As shown in the above code, method three will be executed first; when method three is blocked, method two for automatic boxing and unboxing will be found according to rule two; only when method two is also blocked, JVM will perform automatic boxing and unboxing And method one of variable parameters.

rewrite

Rewriting: The subclass overrides the method of the parent class, following the same principle of two big ones and one small two. That is, the return value type and permission modifier are greater than or equal to the parent class, the exception thrown is less than or equal to the parent class, and the formal parameter list and method name are the same as the parent class

For rewriting methods, the JVM will choose the actual target method according to the dynamic type of the caller

2. How the JVM identifies methods

JVM distinguishes methods mainly through class name, method name, and method descriptor (composed of formal parameter list + return value)

But for JAVA, the return value cannot be used to distinguish the method, as shown below, IDEA will give an error message, but for the JVM,

There is no problem. Because for the JVM, the bytecode of the calling method contains the return value information, and the JVM can accurately locate the target method;

Why can't JAVA distinguish based on the return value? Because the return value of a method can choose whether to receive it. As shown below, the JVM cannot locate the specific method without clearly indicating the type of the return value.

3. Static binding and dynamic binding

Overloading is compile-time polymorphism based on JAVA polymorphism, while rewriting is run-time polymorphism. therefore:

Overloading is regarded as static binding, and the target method has been determined at compile time; while rewriting is dynamic binding.
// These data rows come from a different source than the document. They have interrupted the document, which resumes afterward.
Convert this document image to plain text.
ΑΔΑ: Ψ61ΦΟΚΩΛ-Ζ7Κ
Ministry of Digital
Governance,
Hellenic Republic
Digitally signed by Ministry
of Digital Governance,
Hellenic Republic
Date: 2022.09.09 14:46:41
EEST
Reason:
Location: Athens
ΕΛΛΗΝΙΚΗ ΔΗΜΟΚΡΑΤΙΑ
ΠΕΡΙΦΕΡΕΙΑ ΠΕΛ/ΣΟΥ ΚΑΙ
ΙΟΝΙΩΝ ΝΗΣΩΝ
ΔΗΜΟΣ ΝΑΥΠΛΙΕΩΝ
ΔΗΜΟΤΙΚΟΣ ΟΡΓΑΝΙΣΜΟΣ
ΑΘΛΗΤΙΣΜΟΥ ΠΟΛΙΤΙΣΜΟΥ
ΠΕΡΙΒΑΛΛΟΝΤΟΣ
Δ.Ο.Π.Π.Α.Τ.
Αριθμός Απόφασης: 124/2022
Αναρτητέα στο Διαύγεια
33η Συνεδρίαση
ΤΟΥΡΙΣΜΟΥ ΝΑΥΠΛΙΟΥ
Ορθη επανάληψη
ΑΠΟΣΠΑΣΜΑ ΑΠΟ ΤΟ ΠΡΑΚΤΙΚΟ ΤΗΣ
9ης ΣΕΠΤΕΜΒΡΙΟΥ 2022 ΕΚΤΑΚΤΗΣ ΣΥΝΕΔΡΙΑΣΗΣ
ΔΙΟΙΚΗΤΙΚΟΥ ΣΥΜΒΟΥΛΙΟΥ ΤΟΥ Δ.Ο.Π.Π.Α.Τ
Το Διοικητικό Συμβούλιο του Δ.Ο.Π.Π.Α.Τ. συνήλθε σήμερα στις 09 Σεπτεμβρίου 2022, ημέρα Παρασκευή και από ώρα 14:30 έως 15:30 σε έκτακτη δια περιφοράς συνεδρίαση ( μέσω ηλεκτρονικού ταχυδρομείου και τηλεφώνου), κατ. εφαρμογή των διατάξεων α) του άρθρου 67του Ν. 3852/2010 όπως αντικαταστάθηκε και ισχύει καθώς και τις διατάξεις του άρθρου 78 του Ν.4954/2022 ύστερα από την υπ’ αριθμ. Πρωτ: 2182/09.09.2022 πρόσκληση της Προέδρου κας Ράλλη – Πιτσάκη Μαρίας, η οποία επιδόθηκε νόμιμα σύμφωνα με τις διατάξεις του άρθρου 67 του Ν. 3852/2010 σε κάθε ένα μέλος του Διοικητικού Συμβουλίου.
But there is a special situation: the subclass overrides the overloaded method of the parent class, then the JVM cannot be statically bound, and still needs to identify the target method at runtime according to the dynamic type of the caller.

4. Bytecode commands for calling methods

1. invokestatic: Used to call static methods.
2. invokespecial: Used to call private instance methods, constructors, and use the super keyword to call instance methods or constructors of parent classes, and default methods of implemented interfaces.
3. invokevirtual: Used to call non-private instance methods.
4. invokeinterface: used to call the interface method.
5. invokedynamic: Used to invoke dynamic methods.

5. How to find specific references for symbolic references

For non-interface symbolic references, assuming that the class pointed to by the symbolic reference is C, the Java virtual machine searches for it according to the following steps.

1. Find a method in C that matches its name and descriptor.
2. If not found, continue searching in the parent class of C until the Object class.
3. If not found, search in the interfaces directly or indirectly implemented by C, and the target method obtained in this step must be non-private and non-static. And, if the target method is in an indirectly implemented interface, it must be satisfied that there is no other eligible target method between C and the interface. If there are multiple target methods that meet the criteria, one of them is returned arbitrarily.

As for the interface symbol reference, assuming that the interface pointed to by the symbol reference is I, the Java virtual machine searches according to the following steps.

1. Find a method in I that matches the name and descriptor. If not found, the public instance methods in the Object class are searched.
2. If not found, the I superinterface is searched. The requirements of the search results in this step are consistent with the requirements of step 3 for non-interface symbol references.